Schematic diagram showing the proposed signaling pathways involved in the neuroprotective effects of OM-MSCs on the GA stress response following cerebral ischemia/reperfusion injury (IRI).

The interplay between the GA stress response and autophagy in ischemic stroke is intricate. Previous evidence showed that the GA stress response could promote the progression of autophagy, wherein the upregulation of GOLPH3 stimulated the generation of ROS [30], a forceful activator of autophagy. Moreover, GOLPH3 was also able to inhibit the Akt/mTOR signaling pathway, thereby inducing autophagy [52, 53]. The inhibition of GA stress response by silencing GOLPH3 remarkably downregulated autophagy [30]. However, the impact of suppressing autophagy on the GA stress response following cerebral IRI remains unclear. Therefore, further defining the complicated crosstalk between the GA stress response and autophagy is necessary to completely elucidate the key role of GA stress response in cerebral IRI.

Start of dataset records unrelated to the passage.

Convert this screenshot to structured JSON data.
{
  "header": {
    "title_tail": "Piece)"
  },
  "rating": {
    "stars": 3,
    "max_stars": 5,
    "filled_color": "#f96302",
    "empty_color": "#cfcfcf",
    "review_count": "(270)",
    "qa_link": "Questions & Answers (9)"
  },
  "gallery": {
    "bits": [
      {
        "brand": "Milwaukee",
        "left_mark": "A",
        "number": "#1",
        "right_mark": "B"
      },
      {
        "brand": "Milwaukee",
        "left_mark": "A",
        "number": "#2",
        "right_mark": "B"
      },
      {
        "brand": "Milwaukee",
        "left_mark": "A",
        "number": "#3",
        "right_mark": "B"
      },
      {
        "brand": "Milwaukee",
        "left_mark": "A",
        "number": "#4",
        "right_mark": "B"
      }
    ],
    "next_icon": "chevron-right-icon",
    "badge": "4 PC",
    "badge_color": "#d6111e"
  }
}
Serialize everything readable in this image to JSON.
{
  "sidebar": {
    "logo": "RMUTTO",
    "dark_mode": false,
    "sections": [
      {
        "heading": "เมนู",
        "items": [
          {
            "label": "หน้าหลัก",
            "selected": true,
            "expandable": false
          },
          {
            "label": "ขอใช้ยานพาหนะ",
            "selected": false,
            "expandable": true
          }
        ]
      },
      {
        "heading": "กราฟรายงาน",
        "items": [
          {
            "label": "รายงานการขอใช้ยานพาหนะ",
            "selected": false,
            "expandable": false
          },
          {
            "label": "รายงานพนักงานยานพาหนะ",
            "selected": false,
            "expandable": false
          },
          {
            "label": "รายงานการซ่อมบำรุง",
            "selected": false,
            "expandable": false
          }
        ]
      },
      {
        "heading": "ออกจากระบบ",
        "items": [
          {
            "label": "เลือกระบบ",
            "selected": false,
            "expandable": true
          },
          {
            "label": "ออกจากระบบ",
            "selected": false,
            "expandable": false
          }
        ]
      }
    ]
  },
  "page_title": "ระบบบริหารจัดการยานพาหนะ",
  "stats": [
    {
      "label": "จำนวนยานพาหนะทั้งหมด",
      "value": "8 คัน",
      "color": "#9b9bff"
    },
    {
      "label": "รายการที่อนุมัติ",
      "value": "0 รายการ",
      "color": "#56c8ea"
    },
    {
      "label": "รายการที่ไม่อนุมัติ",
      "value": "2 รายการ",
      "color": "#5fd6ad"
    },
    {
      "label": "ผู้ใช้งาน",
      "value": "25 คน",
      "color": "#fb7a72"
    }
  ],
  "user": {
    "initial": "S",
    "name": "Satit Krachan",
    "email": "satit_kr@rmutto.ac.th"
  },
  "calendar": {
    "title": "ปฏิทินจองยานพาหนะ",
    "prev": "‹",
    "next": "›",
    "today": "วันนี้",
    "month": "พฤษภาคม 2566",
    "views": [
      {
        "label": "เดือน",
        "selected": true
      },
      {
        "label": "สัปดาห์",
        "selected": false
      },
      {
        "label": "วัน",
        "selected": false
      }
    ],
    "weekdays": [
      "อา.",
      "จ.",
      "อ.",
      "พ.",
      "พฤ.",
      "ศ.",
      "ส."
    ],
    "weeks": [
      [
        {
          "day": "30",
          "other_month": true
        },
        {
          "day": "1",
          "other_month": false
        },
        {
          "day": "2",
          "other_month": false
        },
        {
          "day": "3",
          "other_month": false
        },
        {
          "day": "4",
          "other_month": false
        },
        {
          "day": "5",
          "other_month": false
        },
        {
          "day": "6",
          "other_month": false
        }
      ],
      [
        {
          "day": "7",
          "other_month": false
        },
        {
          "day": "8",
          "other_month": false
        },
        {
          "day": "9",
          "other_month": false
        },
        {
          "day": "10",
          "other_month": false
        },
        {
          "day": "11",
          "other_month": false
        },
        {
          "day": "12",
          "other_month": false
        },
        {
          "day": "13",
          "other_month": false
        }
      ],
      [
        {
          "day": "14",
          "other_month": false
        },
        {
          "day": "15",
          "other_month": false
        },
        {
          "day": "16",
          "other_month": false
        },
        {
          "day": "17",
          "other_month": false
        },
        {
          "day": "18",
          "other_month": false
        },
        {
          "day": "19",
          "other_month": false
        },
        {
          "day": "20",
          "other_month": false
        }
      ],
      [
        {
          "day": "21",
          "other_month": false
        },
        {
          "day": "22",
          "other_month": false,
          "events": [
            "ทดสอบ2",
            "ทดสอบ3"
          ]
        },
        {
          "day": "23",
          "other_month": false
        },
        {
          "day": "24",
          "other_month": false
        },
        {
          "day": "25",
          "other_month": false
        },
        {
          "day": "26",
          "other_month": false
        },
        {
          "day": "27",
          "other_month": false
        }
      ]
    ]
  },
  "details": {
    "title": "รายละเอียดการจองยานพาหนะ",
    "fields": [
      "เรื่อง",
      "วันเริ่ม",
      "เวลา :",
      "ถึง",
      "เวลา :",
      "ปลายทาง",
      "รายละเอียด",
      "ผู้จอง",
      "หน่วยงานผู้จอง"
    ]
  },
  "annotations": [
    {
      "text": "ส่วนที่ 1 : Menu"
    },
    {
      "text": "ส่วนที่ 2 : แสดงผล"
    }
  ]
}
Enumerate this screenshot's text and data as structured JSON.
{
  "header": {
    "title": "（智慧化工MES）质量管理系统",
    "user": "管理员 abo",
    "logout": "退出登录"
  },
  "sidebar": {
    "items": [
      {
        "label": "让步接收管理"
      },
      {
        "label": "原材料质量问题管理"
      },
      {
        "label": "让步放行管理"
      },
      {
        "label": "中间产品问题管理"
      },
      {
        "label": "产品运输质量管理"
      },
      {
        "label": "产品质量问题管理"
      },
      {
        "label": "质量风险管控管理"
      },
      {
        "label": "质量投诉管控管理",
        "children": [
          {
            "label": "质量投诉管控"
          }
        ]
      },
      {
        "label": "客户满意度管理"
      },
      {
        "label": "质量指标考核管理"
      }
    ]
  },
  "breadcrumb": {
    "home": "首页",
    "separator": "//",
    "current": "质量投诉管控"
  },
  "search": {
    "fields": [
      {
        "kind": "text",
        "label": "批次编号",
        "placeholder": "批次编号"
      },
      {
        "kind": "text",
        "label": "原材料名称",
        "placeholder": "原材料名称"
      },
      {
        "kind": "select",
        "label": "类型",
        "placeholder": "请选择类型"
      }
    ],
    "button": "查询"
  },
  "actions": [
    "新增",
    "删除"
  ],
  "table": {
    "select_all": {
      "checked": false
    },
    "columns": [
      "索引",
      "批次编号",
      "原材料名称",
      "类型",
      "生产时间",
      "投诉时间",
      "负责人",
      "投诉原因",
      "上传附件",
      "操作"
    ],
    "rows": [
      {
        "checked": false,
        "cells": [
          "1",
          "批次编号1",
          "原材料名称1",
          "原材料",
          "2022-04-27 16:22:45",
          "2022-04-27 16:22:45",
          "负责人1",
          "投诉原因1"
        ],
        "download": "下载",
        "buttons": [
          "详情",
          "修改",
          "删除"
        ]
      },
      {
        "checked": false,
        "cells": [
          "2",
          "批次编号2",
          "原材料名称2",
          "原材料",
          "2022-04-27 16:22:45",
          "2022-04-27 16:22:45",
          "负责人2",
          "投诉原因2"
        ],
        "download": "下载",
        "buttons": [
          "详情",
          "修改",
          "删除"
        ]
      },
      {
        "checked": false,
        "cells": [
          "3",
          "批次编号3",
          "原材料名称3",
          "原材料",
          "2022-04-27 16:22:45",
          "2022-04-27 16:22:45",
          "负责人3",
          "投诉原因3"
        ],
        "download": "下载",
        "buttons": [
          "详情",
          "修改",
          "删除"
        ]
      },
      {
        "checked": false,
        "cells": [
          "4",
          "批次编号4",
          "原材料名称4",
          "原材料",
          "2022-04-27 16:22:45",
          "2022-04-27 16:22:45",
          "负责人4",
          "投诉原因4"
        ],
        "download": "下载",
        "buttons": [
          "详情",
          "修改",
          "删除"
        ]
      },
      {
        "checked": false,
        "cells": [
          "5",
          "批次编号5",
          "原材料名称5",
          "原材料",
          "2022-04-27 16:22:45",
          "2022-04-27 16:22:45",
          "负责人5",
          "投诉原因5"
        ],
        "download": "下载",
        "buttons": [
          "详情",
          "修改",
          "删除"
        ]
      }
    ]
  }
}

Nevertheless, there are still some limitations regarding the present research, which are expected to be addressed in subsequent studies. First, only the 18-point mNSS was used to evaluate neurological deficit in this study, but the mNSS might not be optimal for the assessment of neurobehavioral function in experimental stroke [54]. More behavior test should be performed to identify the MCAO model and assess the neurological deficit, such as the rotarod test, cylinder test, adhesive label test, and Montoya's staircase test. Second, the establishment of gene-knockout rats is of great significance for a more integrated interpretation of the correlation between the GA stress response and autophagy in ischemic stroke. Third, despite the application of drugs or siRNA, OM-MSCs still exhibited the capacity to ameliorate part of the GA stress response and inhibit autophagy in ischemic stroke models. This outcome is largely due to the potent paracrine activity of OM-MSCs. The ability to penetrate the blood-brain barrier, low immunogenicity, and properties similar to MSCs make MSC-derived extracellular vesicles (EVs) a better source of stroke therapies compared to MSCs [55]. Accordingly, as the OM-MSC-derived EVs have also been recently identified [56], the exploration of the mechanism of OM-MSC-derived EVs on the GA stress response in ischemic stroke would be attractive.

5. Conclusion

In summary, the present data demonstrated that OM-MSCs downregulated GOLPH3 expression, upregulated SPCA1 expression, inhibited ROS production, and alleviated intracellular Ca2+ overload in ischemic stroke models via secretion of PEDF. The involvement of the PI3K/Akt/mTOR pathway and autophagy in the neuroprotection of OM-MSCs was further investigated. These findings could provide novel insights into the mechanisms of OM-MSCs in the treatment of ischemic stroke and other conditions.